The next friend spoke too softly for much to be heard.

Nhim Sophea’s third friend told how the young men were speeding down Sihanouk Boulevard from the party at the home of a high-ranking official, when the lead car rammed the truck.

He told how the bystanders and their weapons frightened the stunned revelers. Then he testified about a Toyota Camry pulling up to the scene and a man getting out and firing a gun into the air.

Only then did Sam Doeun pull his trigger, the third friend said.

Dy Borima, lawyer for the defense, then argued that, in trying to prevent bloodshed, his client may have inadvertently caused the gun to go off.

“At that time, the rifle was out of control. That is the main point in the case,” he said.

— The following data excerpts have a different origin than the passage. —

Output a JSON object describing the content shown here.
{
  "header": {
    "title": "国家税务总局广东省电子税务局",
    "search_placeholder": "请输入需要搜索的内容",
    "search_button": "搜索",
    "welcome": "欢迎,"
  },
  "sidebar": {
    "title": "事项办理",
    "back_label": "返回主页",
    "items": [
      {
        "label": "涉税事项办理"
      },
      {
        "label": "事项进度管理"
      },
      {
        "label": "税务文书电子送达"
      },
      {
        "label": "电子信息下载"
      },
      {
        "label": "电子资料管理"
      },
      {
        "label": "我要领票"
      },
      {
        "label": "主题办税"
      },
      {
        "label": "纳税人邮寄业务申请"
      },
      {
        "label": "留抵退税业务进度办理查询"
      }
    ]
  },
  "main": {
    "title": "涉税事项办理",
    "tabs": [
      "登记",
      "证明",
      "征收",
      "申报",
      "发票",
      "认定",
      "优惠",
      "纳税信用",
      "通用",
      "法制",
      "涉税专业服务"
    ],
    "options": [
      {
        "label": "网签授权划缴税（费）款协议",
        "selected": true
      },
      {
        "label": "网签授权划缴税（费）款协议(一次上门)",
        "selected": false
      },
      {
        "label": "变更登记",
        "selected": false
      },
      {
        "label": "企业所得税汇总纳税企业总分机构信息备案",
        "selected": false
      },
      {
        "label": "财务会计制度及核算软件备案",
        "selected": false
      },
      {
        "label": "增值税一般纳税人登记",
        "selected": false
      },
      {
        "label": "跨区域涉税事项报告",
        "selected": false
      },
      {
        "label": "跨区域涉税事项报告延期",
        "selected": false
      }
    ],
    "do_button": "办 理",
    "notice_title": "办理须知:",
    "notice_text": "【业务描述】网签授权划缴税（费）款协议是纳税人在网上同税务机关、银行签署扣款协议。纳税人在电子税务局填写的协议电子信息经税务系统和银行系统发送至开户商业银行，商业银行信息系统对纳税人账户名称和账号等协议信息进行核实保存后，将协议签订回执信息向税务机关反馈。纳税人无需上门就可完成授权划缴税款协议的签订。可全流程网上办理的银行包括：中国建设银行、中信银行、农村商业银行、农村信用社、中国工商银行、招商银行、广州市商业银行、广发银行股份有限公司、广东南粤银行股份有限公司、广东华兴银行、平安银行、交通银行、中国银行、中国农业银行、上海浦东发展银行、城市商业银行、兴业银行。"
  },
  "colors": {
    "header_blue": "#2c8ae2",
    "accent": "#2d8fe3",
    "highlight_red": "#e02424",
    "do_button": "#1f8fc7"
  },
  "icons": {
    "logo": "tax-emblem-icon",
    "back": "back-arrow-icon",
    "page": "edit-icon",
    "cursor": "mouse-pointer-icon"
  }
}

Dy Borima asked Tan Sena­rong to find justice for Nhim Sophea so that Nhim Sophea might “have the chance to study in order to develop our country” and “share his knowledge with the next generation.”

Afterward, Dy Borima declined to comment on the verdict. He said he was not sure if his client would appeal the ruling.

Thursday’s testimony conflicted with stories previously given by investigating police and witnesses.

The day after the shooting, 24-year-old Ou Narith, whose cousin was killed by the crash, recalled one of the young men threatening the bystanders—“Go away! Go away! I will kill you all!”—before retrieving the AK-47 from his vehicle and opening fire.

“If the police had arrived at that time, the police would have been killed too,” Ou Narith said.

On Nov 3, another witness, Chev Chamroeun, described his reaction to seeing the shooter and his weapon.

“I couldn’t believe he’d shoot at the people. I thought he’d shoot at the sky. But after people saw the gun, they ran, and he shot them from behind.”

No one mentioned a second man with a gun. No one mentioned a struggle for a gun. Police never mentioned a suspect named Sam Doeun.

Penal Police Chief Reach Sokhon, who was in charge of the investigation, voiced skepticism of the court’s ruling .

“It is the court’s responsibility [to decide] whether to convict Nhim Sophea. But the story that Nhim Sophea was not involved was created,” he said.

“I arrested Nhim Sophea by a court-issued warrant, and all documents and evidence that I collected show that Nhim Sophea was the one who shot at onlookers.”

Reach Sokhon said Nhim Sophea should be sentenced to “at least 10 years in jail.”

He declined to comment on convicted killer Sam Doeun, saying he had not heard Tan Senarong’s verdict.

As for the courtroom’s locked doors, Article 128 of the 1993 Untac Law on Criminal Procedure reads, “The investigation during the hearing shall be in public, if not, it will be considered as null and void. The proceedings in open court are required not only for the pronouncement of the judgment, but also for the investigation, and the hearing. Therefore, the judgment shall mention the proceedings in open court, because without it, the judgment shall be considered as null.”

Article 129 makes allowances for discretion if there is a threat to public order but says that verdicts must be delivered publicly.

Chapter 1, Article 4, of Cam­bodia’s press law also grants reporters access to judicial proceedings, unless there is a court order saying otherwise.

Asked why his courtroom was closed Thursday morning, Tan Senarong said it wasn’t.

But the front door was locked from the inside. A reporter who tried to gain entry through the back door was barred and cursed by a guard.

On Thursday evening, the Cambodian Human Rights Action Committee, a group of 17 NGOs, issued a statement condemning the trial’s secrecy.

It appealed to the court for “transparency, respect for the law and the right of access to information, in order to create confidence in the Cambodian court.”